SUDDEN MOTION SENSOR

     The Sudden Motion Sensor (SMS for short) is a device that detects laptop movement and
     notifies the operating system via an interrupt.  The sysctl MIBs present under dev.asmc.sms
     all relate to the SMS.

     The most interesting usage of this device is to park the disk heads when the laptop is moved
     harshly.  First, you need to install ataidle(8) (ports/sysutils/ataidle) and then configure
     devd(8) the following way:

           notify 0 {
                   match "system"          "ACPI";
                   match "subsystem"       "asmc";
                   action                  "/usr/local/sbin/ataidle -s X Y";
           };

     Do not forget to change the X and Y values in the command above.

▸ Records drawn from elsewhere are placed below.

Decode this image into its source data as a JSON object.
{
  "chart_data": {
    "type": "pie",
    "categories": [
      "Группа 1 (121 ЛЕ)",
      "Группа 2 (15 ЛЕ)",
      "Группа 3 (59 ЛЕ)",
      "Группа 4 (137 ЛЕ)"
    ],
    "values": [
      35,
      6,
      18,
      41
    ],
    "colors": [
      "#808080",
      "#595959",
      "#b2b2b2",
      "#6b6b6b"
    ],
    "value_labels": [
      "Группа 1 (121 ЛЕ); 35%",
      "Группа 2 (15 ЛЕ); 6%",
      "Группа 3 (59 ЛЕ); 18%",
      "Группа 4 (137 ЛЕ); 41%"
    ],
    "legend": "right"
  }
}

     Also, please note that parking the disk heads too many times can dramatically reduce your
     hard drive's life span.  Do not rely solely on the SMS to protect your hard drive: good care
     and common sense can increase your hard drive's life.

SEE ALSO

     ataidle(8) (ports/sysutils/ataidle), devd(8), sysctl(8)

HISTORY

     The asmc driver first appeared in FreeBSD 8.0.

AUTHORS

     Rui Paulo <rpaulo@FreeBSD.org> (Google Summer of Code project)

BUGS

     Support for the latest models was never tested and is most likely not fully working.